Java Regular Expression Help

Although I’m rather new to the Java Regex scene I think I have a pretty good grasp on the concepts. That being said I have a problem. What I’m trying to do is search through an htm file and find a string that looks like either of the following:

VALUE=“this is the string i want”
NAME=“or this is what i want”

Basically the goal is to extract the string within the quotes if a VALUE attribute exists OR a NAME attribute if the VALUE does not exist. So I can easily do the following:

Pattern style = Pattern.compile(“VALUE=”([^"]*)"");

Check to see if I found a match, and if not recompile with the NAME attribute instead and process all over again. I’m relatively sure I can combine these into something that looks like this:

Pattern style = Pattern.compile(“VALUE=”([^"])" | NAME="([^"])"");

This way I can check either OR and group the string of whichever one it finds. The problem is it doesn’t seem to work and won’t find a match.

My question is, is this correct syntax or am I just not able to match and group something like this? If you need any other information just let me know. Thanks in advance!

That’s not exactly right, because the " character has meaning in a regular expression, so you need to escape it(Java Regular Expressions are quite annoying for things like this). You want:

String regexp = “(VALUE|NAME)=\\”([^"]*)\\"";
Pattern.compile(regexp);
// and so on

Wait, I messed that up. It should be:

String regexp = “(VALUE|NAME)=\”([^"]*)\"";

Thanks Rysto!

I was looking at that earlier and figured I was trying to OR too much. This ended up working for me:

Pattern.compile(“VALUE|NAME=”([^"]*)"");

Kind of…

This is what I’m looking at in my html file:

<PARAM NAME=“string-name” VALUE=“string-value”>

If a VALUE exists I’d prefer that over the NAME but apparently the regex doesnt check the expressions in order. Is there another way for me to do this or am I stuck compiling and checking for each one in order to check in the right order?

Now that I think about it that makes perfect sense. I have no idea why I thought it wouldn’t check it like it is. :smack:

You want to use the repeating search capability of Matcher.find()

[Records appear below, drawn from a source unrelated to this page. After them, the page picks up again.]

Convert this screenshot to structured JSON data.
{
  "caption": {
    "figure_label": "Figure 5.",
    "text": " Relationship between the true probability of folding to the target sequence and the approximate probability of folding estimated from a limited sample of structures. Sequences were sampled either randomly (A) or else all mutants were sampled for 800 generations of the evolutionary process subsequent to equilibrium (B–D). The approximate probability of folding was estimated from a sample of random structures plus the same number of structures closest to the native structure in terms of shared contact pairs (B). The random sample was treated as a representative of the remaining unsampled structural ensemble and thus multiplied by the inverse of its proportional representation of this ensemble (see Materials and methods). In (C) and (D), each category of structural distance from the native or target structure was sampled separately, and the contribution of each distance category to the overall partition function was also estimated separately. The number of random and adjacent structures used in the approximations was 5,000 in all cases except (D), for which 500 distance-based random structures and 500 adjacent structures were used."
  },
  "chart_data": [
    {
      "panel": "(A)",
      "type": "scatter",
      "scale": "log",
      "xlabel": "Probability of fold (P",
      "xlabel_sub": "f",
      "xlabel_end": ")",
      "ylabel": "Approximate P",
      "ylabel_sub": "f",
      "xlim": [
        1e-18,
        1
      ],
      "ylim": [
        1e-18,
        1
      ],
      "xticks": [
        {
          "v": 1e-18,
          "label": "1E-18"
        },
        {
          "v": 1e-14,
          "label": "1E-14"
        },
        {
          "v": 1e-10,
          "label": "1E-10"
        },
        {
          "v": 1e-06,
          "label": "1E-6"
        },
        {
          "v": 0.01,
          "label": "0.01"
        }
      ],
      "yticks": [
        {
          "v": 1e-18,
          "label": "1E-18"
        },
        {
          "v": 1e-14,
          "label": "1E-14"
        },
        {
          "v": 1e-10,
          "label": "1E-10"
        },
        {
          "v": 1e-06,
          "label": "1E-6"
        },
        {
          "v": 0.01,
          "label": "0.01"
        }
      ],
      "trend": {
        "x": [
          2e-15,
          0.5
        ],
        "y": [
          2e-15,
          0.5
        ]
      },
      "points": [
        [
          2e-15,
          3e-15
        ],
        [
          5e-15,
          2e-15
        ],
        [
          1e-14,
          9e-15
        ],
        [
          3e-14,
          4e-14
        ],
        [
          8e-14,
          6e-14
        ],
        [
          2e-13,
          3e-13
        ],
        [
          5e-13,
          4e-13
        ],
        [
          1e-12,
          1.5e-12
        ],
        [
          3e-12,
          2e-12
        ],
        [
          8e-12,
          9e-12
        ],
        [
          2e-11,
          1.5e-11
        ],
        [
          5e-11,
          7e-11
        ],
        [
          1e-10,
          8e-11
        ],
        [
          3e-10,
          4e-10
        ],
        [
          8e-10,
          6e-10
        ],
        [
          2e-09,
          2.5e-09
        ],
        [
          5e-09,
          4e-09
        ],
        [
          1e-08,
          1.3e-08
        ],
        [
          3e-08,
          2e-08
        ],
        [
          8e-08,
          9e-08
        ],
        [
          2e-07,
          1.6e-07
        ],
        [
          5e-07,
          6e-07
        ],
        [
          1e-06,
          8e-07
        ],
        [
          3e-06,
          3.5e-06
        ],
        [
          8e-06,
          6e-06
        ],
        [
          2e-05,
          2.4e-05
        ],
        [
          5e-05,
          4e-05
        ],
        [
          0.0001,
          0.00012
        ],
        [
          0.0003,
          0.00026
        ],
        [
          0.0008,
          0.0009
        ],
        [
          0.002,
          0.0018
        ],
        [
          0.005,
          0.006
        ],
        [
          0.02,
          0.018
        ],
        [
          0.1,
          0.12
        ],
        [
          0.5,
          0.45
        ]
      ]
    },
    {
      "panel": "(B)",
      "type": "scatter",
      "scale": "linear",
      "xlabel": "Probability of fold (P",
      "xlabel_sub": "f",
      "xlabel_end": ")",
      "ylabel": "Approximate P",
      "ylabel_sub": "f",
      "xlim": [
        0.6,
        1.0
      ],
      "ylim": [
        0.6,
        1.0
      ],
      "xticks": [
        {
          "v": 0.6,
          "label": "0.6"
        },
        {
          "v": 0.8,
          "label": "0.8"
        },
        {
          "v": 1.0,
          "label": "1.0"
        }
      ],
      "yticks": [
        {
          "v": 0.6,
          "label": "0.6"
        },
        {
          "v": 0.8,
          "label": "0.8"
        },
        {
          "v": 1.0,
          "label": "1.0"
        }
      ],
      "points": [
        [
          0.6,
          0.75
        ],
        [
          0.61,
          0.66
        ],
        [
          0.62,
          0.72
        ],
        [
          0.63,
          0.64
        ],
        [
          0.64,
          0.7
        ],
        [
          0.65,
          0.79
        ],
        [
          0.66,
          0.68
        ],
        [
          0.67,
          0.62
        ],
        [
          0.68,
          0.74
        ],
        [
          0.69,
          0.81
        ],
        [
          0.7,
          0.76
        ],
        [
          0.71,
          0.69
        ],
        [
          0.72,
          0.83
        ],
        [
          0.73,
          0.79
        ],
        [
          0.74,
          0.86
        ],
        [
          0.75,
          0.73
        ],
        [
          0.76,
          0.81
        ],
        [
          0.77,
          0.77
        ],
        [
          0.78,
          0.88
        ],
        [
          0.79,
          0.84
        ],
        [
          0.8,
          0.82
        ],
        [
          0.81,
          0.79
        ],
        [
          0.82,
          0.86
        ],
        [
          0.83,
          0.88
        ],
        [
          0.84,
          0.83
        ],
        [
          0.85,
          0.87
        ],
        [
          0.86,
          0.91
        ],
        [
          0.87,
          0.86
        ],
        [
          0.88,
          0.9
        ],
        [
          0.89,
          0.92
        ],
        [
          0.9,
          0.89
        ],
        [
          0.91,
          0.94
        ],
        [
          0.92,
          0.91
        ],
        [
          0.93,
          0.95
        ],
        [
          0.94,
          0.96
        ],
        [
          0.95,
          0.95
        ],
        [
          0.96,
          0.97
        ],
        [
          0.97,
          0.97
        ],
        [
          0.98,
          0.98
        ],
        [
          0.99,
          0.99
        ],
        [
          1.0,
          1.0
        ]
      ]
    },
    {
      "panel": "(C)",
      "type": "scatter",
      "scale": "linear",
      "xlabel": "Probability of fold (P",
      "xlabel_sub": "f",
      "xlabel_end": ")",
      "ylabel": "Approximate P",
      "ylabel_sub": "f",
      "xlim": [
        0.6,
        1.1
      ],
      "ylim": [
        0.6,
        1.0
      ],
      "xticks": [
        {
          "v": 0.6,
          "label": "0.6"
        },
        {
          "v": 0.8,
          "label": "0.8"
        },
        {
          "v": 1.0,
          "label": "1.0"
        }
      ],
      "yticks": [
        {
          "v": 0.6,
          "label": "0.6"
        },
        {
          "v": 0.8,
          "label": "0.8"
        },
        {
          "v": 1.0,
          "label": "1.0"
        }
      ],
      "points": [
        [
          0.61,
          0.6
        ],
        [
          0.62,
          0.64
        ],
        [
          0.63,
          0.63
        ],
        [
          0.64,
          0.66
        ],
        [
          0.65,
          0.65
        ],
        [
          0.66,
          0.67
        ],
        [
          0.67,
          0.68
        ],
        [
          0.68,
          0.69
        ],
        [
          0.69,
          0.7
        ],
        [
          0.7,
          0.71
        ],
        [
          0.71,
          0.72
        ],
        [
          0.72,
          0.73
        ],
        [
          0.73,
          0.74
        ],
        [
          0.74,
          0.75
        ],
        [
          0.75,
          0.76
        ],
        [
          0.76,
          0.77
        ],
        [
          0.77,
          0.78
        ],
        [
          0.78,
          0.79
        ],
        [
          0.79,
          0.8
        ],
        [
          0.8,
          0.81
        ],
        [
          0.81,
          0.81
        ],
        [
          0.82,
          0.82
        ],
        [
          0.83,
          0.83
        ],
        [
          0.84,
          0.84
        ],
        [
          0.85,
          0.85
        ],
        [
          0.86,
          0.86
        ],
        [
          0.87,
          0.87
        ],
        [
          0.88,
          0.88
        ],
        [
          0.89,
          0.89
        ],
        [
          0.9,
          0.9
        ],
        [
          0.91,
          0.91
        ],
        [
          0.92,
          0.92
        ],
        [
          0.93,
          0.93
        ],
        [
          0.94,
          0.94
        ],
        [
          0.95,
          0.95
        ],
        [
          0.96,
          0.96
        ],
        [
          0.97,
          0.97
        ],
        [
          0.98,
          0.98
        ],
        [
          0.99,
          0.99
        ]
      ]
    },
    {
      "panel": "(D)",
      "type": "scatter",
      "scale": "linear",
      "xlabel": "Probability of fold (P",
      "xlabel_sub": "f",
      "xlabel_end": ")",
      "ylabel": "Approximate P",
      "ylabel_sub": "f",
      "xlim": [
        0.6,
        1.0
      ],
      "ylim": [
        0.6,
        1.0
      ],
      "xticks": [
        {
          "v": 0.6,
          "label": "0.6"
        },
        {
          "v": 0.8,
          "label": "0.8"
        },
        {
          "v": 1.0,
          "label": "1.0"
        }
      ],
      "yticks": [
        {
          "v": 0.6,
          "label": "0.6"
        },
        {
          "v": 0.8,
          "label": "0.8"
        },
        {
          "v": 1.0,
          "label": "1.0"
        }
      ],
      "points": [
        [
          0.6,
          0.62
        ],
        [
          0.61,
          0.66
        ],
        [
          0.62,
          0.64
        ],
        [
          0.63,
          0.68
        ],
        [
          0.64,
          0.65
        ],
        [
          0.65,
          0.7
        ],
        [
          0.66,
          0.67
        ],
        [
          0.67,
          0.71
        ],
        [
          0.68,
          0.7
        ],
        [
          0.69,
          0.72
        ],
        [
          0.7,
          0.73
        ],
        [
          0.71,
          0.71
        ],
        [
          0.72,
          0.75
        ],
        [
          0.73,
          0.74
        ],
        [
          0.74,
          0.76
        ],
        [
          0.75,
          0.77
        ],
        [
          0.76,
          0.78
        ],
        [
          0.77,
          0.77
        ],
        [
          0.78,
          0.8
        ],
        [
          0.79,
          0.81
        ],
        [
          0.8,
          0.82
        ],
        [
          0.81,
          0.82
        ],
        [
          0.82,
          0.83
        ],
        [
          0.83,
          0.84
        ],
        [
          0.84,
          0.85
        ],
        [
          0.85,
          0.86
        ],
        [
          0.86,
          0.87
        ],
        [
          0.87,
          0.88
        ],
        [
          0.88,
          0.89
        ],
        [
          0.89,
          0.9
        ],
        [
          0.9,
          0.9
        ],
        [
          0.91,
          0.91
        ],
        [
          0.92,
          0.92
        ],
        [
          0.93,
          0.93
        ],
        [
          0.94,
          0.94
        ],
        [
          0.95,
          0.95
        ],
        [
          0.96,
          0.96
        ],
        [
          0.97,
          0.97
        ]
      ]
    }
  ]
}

Use Matcher.find(). Use the pattern (VALUE|NAME)="(^"*)" if the search succeeds and Matcher.group(1) is VALUE then you’re done, just get Matcher.group(2). If Matcher.group(1) is NAME, save Matcher.group(2) in a variable and call Matcher.find() again. If you get a match, check that Matcher.group(1) is VALUE and if it is, use Matcher.group(2) instead of the variable you saved.

Make sense?